Long title, I know, but hopefully it sparked your interest, or perhaps dredged up painful memories of drawing those sentence diagram structures on wide ruled paper, wondering if you would ever use that skill in “real life.”  Well, see how you think it worked in the case of Artist Building Partners v. Auto-Owners Mutual Insurance Company, No.M2012-00915-COA-RM-CV (Tenn. Ct. App.
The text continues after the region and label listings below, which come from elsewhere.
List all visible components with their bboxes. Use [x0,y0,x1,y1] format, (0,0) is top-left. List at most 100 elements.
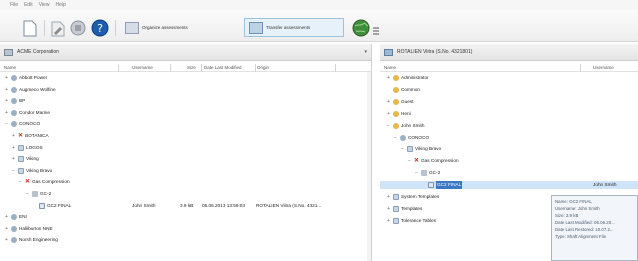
tree-row[interactable]: − CONOCO [380,134,638,142]
expand-icon[interactable]: + [386,205,391,213]
target-column-headers: Name Username [380,64,638,72]
expand-icon[interactable]: + [11,155,16,163]
transfer-device-icon[interactable] [70,19,86,37]
chevron-down-icon[interactable]: ▾ [364,49,367,55]
tree-row[interactable]: + Heni [380,110,638,118]
menu-file[interactable]: File [10,2,18,8]
globe-icon[interactable] [352,18,370,37]
source-title: ACME Corporation [17,49,59,55]
expand-icon[interactable]: + [11,144,16,152]
collapse-icon[interactable]: − [400,145,405,153]
tree-row[interactable]: + Halliburton NNE [0,225,371,233]
tooltip-line: Size: 3.9 kB [555,213,579,218]
tree-row[interactable]: + LOGOS [0,144,371,152]
tree-row[interactable]: − GC-2 [380,169,638,177]
source-header[interactable]: ACME Corporation ▾ [0,44,371,61]
tree-row[interactable]: − CONOCO [0,120,371,128]
tree-label: Gas Compression [32,179,70,185]
collapse-icon[interactable]: − [4,120,9,128]
collapse-icon[interactable]: − [386,122,391,130]
device-icon [384,48,393,56]
expand-icon[interactable]: + [11,132,16,140]
col-name[interactable]: Name [384,65,396,70]
organize-assessments-button[interactable]: Organize assessments [120,18,240,37]
expand-icon[interactable]: + [386,217,391,225]
edit-document-icon[interactable] [50,19,66,37]
col-username[interactable]: Username [593,65,614,70]
source-scrollbar[interactable] [367,72,371,261]
tree-label: LOGOS [26,144,43,150]
error-x-icon: ✕ [25,179,31,186]
collapse-icon[interactable]: − [407,157,412,165]
tree-row[interactable]: GC2 FINAL John Smith [380,181,638,190]
target-header[interactable]: ROTALIEN Viitra (S.No. 4321801) [380,44,638,61]
tooltip-line: Type: Shaft Alignment File [555,234,607,239]
expand-icon[interactable]: + [386,193,391,201]
tree-label: Norsh Engineering [19,237,58,243]
tree-row[interactable]: − ✕ Gas Compression [0,178,371,186]
user-icon [393,110,399,117]
tree-row[interactable]: + ✕ BOTANICA [0,132,371,140]
tree-row[interactable]: − GC-2 [0,190,371,198]
folder-icon [393,217,399,224]
menu-view[interactable]: View [39,2,50,8]
tree-row[interactable]: + BP [0,97,371,105]
expand-icon[interactable]: + [386,98,391,106]
menu-bar: File Edit View Help [0,0,638,10]
expand-icon[interactable]: + [4,109,9,117]
expand-icon[interactable]: + [4,74,9,82]
tree-row[interactable]: − Viking Bravo [0,167,371,175]
expand-icon[interactable]: + [4,225,9,233]
tooltip-line: Date Last Restored: 10.07.2... [555,227,614,232]
expand-icon[interactable]: + [386,110,391,118]
tree-label: ENI [19,214,27,220]
toolbar-overflow-icon[interactable] [372,26,380,36]
user-icon [393,98,399,105]
help-icon[interactable]: ? [91,18,109,37]
tree-row[interactable]: + Administrator [380,74,638,82]
collapse-icon[interactable]: − [25,190,30,198]
transfer-icon [249,21,263,34]
tree-row[interactable]: Common [380,86,638,94]
expand-icon[interactable]: + [4,97,9,105]
tree-label: John Smith [401,122,425,128]
tree-row[interactable]: + ENI [0,213,371,221]
tree-row[interactable]: + Augmeco Wolfine [0,86,371,94]
expand-icon[interactable]: + [4,213,9,221]
cell-username: John Smith [132,202,156,208]
col-name[interactable]: Name [4,65,16,70]
tree-label: Viking Bravo [26,167,53,173]
collapse-icon[interactable]: − [414,169,419,177]
col-date[interactable]: Date Last Modified [204,65,242,70]
expand-icon[interactable]: + [4,236,9,244]
col-username[interactable]: Username [132,65,153,70]
computer-icon [4,48,13,56]
tree-row[interactable]: + Condor Marine [0,109,371,117]
tree-row[interactable]: − ✕ Gas Compression [380,157,638,165]
menu-help[interactable]: Help [55,2,65,8]
tree-row[interactable]: + Norsh Engineering [0,236,371,244]
tree-row[interactable]: − John Smith [380,122,638,130]
col-size[interactable]: Size [187,65,196,70]
doc-icon [428,182,434,189]
source-pane: ACME Corporation ▾ Name Username Size Da… [0,44,372,261]
tree-row[interactable]: + Abbott Power [0,74,371,82]
expand-icon[interactable]: + [4,86,9,94]
tooltip-line: Date Last Modified: 05.06.20... [555,220,615,225]
cell-date: 05.06.2013 13:59:03 [202,202,246,208]
tree-row[interactable]: + Viking [0,155,371,163]
tree-row[interactable]: + Guest [380,98,638,106]
menu-edit[interactable]: Edit [24,2,33,8]
new-document-icon[interactable] [22,19,38,37]
collapse-icon[interactable]: − [393,134,398,142]
tree-row[interactable]: GC2 FINAL John Smith 3.9 kB 05.06.2013 13:5… [0,202,371,210]
collapse-icon[interactable]: − [11,167,16,175]
file-info-tooltip: Name: GC2 FINAL Username: John Smith Siz… [551,195,638,261]
transfer-label: Transfer assessments [266,25,311,30]
expand-icon[interactable]: + [386,74,391,82]
tree-row[interactable]: − Viking Bravo [380,145,638,153]
transfer-assessments-button[interactable]: Transfer assessments [244,18,344,37]
collapse-icon[interactable]: − [18,178,23,186]
tree-label: GC2 FINAL [47,202,72,208]
col-origin[interactable]: Origin [257,65,269,70]
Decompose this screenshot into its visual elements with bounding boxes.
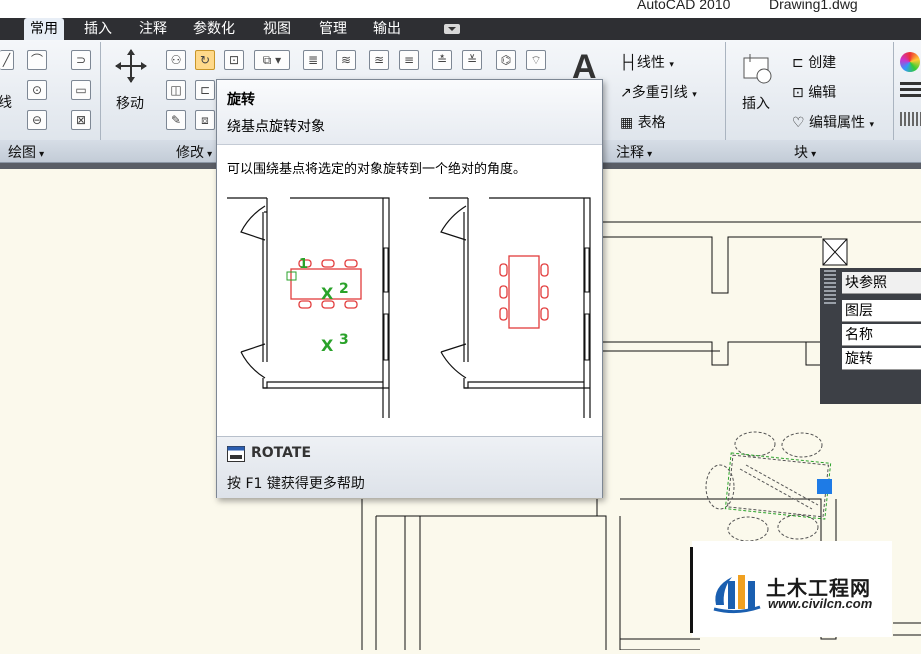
table-button[interactable]: ▦ 表格 bbox=[620, 112, 666, 132]
quick-properties-palette: 块参照 图层 名称 旋转 bbox=[820, 268, 921, 404]
stretch-icon[interactable]: ⊏ bbox=[195, 80, 215, 100]
annotation-panel-title[interactable]: 注释 bbox=[616, 142, 652, 162]
property-rotation[interactable]: 旋转 bbox=[842, 348, 921, 370]
tab-annotate[interactable]: 注释 bbox=[133, 18, 173, 40]
layer-freeze-icon[interactable]: ≛ bbox=[432, 50, 452, 70]
tab-view[interactable]: 视图 bbox=[257, 18, 297, 40]
property-name[interactable]: 名称 bbox=[842, 324, 921, 346]
table-label: 表格 bbox=[637, 115, 666, 131]
marker-1: 1 bbox=[299, 257, 308, 272]
insert-block-icon[interactable] bbox=[740, 50, 776, 86]
tab-parametric[interactable]: 参数化 bbox=[187, 18, 241, 40]
insert-label: 插入 bbox=[742, 96, 770, 112]
tooltip-illustration: 1 X 2 X 3 bbox=[227, 192, 593, 424]
layer-lock-icon[interactable]: ≚ bbox=[462, 50, 482, 70]
marker-x-2: X bbox=[321, 284, 334, 303]
rotate-tooltip: 旋转 绕基点旋转对象 可以围绕基点将选定的对象旋转到一个绝对的角度。 1 X 2… bbox=[216, 79, 603, 498]
modify-panel-title[interactable]: 修改 bbox=[176, 142, 212, 162]
property-layer[interactable]: 图层 bbox=[842, 300, 921, 322]
move-icon[interactable] bbox=[114, 48, 148, 84]
multileader-label: 多重引线 bbox=[631, 85, 688, 101]
layer-properties-icon[interactable]: ≣ bbox=[303, 50, 323, 70]
command-line-icon bbox=[227, 446, 245, 462]
trim-icon[interactable]: ⊡ bbox=[224, 50, 244, 70]
circle-icon[interactable]: ⊙ bbox=[27, 80, 47, 100]
layer-walk-icon[interactable]: ⌬ bbox=[496, 50, 516, 70]
marker-2: 2 bbox=[339, 281, 349, 297]
document-title: Drawing1.dwg bbox=[769, 0, 858, 12]
lineweight-icon[interactable] bbox=[900, 82, 921, 100]
line-tool-icon[interactable]: ╱ bbox=[0, 50, 14, 70]
civilcn-watermark-logo: 土木工程网 www.civilcn.com bbox=[690, 541, 892, 637]
watermark-url: www.civilcn.com bbox=[768, 596, 873, 611]
layer-isolate-icon[interactable]: ≊ bbox=[369, 50, 389, 70]
layer-match-icon[interactable]: ≡ bbox=[399, 50, 419, 70]
palette-grip-icon[interactable] bbox=[824, 270, 836, 304]
ellipse-icon[interactable]: ⊖ bbox=[27, 110, 47, 130]
edit-attributes-label: 编辑属性 bbox=[809, 115, 866, 131]
edit-attributes-button[interactable]: ♡ 编辑属性 ▾ bbox=[792, 112, 874, 132]
minimize-ribbon-button[interactable] bbox=[444, 24, 460, 34]
hatch-icon[interactable]: ⊃ bbox=[71, 50, 91, 70]
polyline-icon[interactable]: ⌒ bbox=[27, 50, 47, 70]
tooltip-help-hint: 按 F1 键获得更多帮助 bbox=[227, 476, 365, 492]
erase-icon[interactable]: ✎ bbox=[166, 110, 186, 130]
marker-3: 3 bbox=[339, 332, 349, 348]
tooltip-header: 旋转 绕基点旋转对象 bbox=[217, 80, 602, 145]
civilcn-logo-icon bbox=[713, 575, 761, 614]
tab-insert[interactable]: 插入 bbox=[78, 18, 118, 40]
app-title: AutoCAD 2010 bbox=[637, 0, 731, 12]
tooltip-footer: ROTATE 按 F1 键获得更多帮助 bbox=[217, 436, 602, 498]
multileader-button[interactable]: ↗多重引线 ▾ bbox=[620, 82, 697, 102]
tab-home[interactable]: 常用 bbox=[24, 18, 64, 40]
tab-output[interactable]: 输出 bbox=[367, 18, 407, 40]
edit-block-button[interactable]: ⊡ 编辑 bbox=[792, 82, 836, 102]
marker-x-3: X bbox=[321, 336, 334, 355]
linetype-icon[interactable] bbox=[900, 112, 921, 126]
tab-manage[interactable]: 管理 bbox=[313, 18, 353, 40]
selection-grip bbox=[817, 479, 832, 494]
tooltip-title: 旋转 bbox=[227, 92, 255, 108]
create-label: 创建 bbox=[808, 55, 837, 71]
region-icon[interactable]: ⊠ bbox=[71, 110, 91, 130]
layer-state-icon[interactable]: ≋ bbox=[336, 50, 356, 70]
tooltip-command-name: ROTATE bbox=[251, 445, 312, 461]
array-icon[interactable]: ⧉ ▾ bbox=[254, 50, 290, 70]
scale-icon[interactable]: ⧈ bbox=[195, 110, 215, 130]
edit-label: 编辑 bbox=[808, 85, 837, 101]
draw-panel-title[interactable]: 绘图 bbox=[8, 142, 44, 162]
tooltip-description: 可以围绕基点将选定的对象旋转到一个绝对的角度。 bbox=[227, 162, 527, 177]
move-label: 移动 bbox=[116, 96, 144, 112]
linear-label: 线性 bbox=[636, 55, 665, 71]
layer-merge-icon[interactable]: ⌔ bbox=[526, 50, 546, 70]
color-wheel-icon[interactable] bbox=[900, 52, 920, 72]
draw-partial-label: 线 bbox=[0, 95, 12, 111]
linear-dimension-button[interactable]: ├┤线性 ▾ bbox=[620, 52, 674, 72]
rectangle-icon[interactable]: ▭ bbox=[71, 80, 91, 100]
create-block-button[interactable]: ⊏ 创建 bbox=[792, 52, 836, 72]
title-bar: AutoCAD 2010 Drawing1.dwg bbox=[0, 0, 921, 18]
mirror-icon[interactable]: ◫ bbox=[166, 80, 186, 100]
block-panel-title[interactable]: 块 bbox=[794, 142, 816, 162]
tooltip-subtitle: 绕基点旋转对象 bbox=[227, 119, 325, 135]
copy-icon[interactable]: ⚇ bbox=[166, 50, 186, 70]
properties-header[interactable]: 块参照 bbox=[842, 272, 921, 294]
ribbon-tab-bar: 常用 插入 注释 参数化 视图 管理 输出 bbox=[0, 18, 921, 40]
rotate-icon[interactable]: ↻ bbox=[195, 50, 215, 70]
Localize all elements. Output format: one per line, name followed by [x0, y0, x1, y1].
Nov. 21, 2013) (Download here). This was an insurance case where the issue under consideration was the construction of a Business Income and Extra Expense limitation, which provided in part as follows:

            [w]e will pay for the actual loss of Business Income you sustain due to the necessary suspension of your ‘operations’ during the ‘period of restoration and necessary Extra Expense you incur during the ‘period of restoration’ that occurs within 12 consecutive months after the date of the direct physical loss of or damage to property at the described premises, including personal property in the open (or in a vehicle) within 100 feet, caused by or resulting from any Covered Cause of Loss. 

 

The question presented was whether the 12 month limitation contained in the above policy provision applied both to the business income coverage and the extra expense coverage, or only to the extra expense coverage. Despite efforts by the insurer to argue that the 12 month limitation applied to both coverages (including the proffering of an expert witness from Vanderbilt University who had prepared a diagram of the sentence at issue and rendered an opinion as to its meaning), both the trial court and the Court of Appeals found that the language was, at the very least, ambiguous, since it was susceptible to more than one reasonable interpretation.

 

The Court of Appeals acknowledged the contrary opinion of the “learned professor” but opined that “an insured should not have to resort to retaining an ‘expert in sentence diagraming’ in order to properly interpret his or her insurance policy.” Because the policy language was susceptible of this reasonable interpretation from the standpoint of the insured, the 12 month limitation did not apply to the business income claim.  

 

I’ll bet most of us were thankful that we stopped diagraming sentences in high school – but maybe we need to get those grammar books back out!